Esta é uma das várias frases e pensamentos impactantes do novo documentário realizado pelo consciencializador social Jeff Orlowski. Depois de tentar chamar à atenção para as problemáticas ambientais com os filmes “Chasing Ice” (2012) e “Chasing Coral” (2017), o realizador vira as atenções para a forma como as redes sociais interferem com o nosso psicológico pessoal e coletivo.

Parte do que é revelado em “The Social Dilemma” não é assim tão confidencial quanto isso – o caráter viciante das redes, a busca incessante por likes, a disseminação de fake news, a personalização de cada feed de acordo com um algoritmo melindroso. Pode, portanto, dizer-se que este documentário está cerca de cinco anos atrasado, sendo que vê-lo neste momento pode ser mais importante do que nunca.

Até porque os entrevistados que servem como espinal medula ao filme são, nada mais, nada menos, do que algumas pessoas responsáveis pela criação destas aplicações. Entre eles, ex-funcionários da Google, Facebook, Twitter, Instagram e Pinterest. Cientes da falta de ética da indústria do Vale do Silício, eles comentam de forma tímida e preocupada sobre como é que o sistema está montado para nos manipular e quais são as consequências nefastas que estamos de momento a experienciar. Intercalado, decorre uma dramatização que concretiza alguns dos aspetos que são mencionados.
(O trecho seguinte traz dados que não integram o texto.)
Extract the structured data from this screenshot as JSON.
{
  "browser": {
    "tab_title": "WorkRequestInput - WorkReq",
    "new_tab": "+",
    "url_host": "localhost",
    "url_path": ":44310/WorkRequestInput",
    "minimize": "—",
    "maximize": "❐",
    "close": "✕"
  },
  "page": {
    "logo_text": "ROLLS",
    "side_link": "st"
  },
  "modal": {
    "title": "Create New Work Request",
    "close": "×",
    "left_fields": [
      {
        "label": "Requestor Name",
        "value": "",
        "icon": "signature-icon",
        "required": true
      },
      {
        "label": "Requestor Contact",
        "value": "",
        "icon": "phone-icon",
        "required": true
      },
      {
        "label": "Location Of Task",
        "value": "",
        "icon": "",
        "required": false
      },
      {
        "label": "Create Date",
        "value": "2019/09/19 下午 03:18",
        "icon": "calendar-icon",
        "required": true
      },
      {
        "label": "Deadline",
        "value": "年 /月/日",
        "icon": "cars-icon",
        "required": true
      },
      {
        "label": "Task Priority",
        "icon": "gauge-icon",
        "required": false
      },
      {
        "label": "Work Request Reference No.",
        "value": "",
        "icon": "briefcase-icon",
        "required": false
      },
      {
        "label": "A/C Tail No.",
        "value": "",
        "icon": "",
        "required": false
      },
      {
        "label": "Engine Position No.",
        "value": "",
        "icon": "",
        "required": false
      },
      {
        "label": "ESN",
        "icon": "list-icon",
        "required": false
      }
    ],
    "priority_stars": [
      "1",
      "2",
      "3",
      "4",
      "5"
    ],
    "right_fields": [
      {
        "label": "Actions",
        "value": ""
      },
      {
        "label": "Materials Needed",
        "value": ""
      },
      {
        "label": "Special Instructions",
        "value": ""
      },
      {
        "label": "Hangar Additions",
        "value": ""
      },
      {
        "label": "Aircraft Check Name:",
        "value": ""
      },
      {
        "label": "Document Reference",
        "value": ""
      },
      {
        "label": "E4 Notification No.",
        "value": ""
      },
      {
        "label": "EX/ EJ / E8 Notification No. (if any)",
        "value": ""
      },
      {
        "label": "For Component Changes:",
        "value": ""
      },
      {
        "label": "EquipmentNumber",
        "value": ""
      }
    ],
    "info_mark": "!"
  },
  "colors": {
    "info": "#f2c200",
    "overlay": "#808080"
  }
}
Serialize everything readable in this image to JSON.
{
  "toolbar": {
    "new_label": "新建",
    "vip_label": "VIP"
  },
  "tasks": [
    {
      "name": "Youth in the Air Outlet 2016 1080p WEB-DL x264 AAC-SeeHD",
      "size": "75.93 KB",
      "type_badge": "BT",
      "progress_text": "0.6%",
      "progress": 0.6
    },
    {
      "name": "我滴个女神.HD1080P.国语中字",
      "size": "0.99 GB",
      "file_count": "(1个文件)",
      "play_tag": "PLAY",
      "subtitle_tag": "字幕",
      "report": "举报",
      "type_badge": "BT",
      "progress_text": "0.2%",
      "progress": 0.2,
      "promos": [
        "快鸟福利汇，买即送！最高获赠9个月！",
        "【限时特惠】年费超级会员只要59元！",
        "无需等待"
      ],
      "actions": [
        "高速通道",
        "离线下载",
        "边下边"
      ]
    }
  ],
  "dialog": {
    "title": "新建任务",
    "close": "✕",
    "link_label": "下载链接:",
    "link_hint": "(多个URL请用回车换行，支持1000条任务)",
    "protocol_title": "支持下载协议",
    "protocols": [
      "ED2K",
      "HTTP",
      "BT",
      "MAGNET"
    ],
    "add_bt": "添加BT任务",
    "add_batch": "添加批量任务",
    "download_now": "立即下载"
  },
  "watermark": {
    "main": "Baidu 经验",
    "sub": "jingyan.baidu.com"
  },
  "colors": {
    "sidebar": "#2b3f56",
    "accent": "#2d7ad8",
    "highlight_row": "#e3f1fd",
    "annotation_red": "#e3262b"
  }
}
Na sua génese, as inovações tecnológicas que nos vieram interligar eram bem-intencionadas. Por exemplo, o botão like tinha como missão “espalhar positividade”. Não foi tida em conta a hipótese de milhões de pessoas, em particular adolescentes, sofrerem de ansiedade e depressão devido à ausência destes mesmos likes. Os números não enganam: de acordo com o estudo Suicide Rates Among Adolescents and Young Adults in the United States, 2000-2017*, a taxa de suicídios de jovens americanos dos 15 aos 24 anos subiu 51% na última década. Um factor que aumentou a par e passo com o uso das redes sociais e doenças do foro psicológico.

Skyler Gisondo

Outro relato interessante do documentário vai ao encontro do caráter aditivo das redes sociais. Um dos entrevistados que está responsável por tornar uma aplicação apelativa, não consegue chegar a casa e desligar da mesma. A prova do próprio veneno funciona como a narrativa de prevenção para os demais. Outro afirma que não permite aos filhos o acesso a quaisquer redes sociais, pois esta é precisamente a moeda de troca – o negócio – destas aplicações: a nossa atenção. Os algoritmos estão cada vez mais aperfeiçoados para prever o nosso comportamento a fim de nos manterem conectados, de consumirmos recomendações e publicidade.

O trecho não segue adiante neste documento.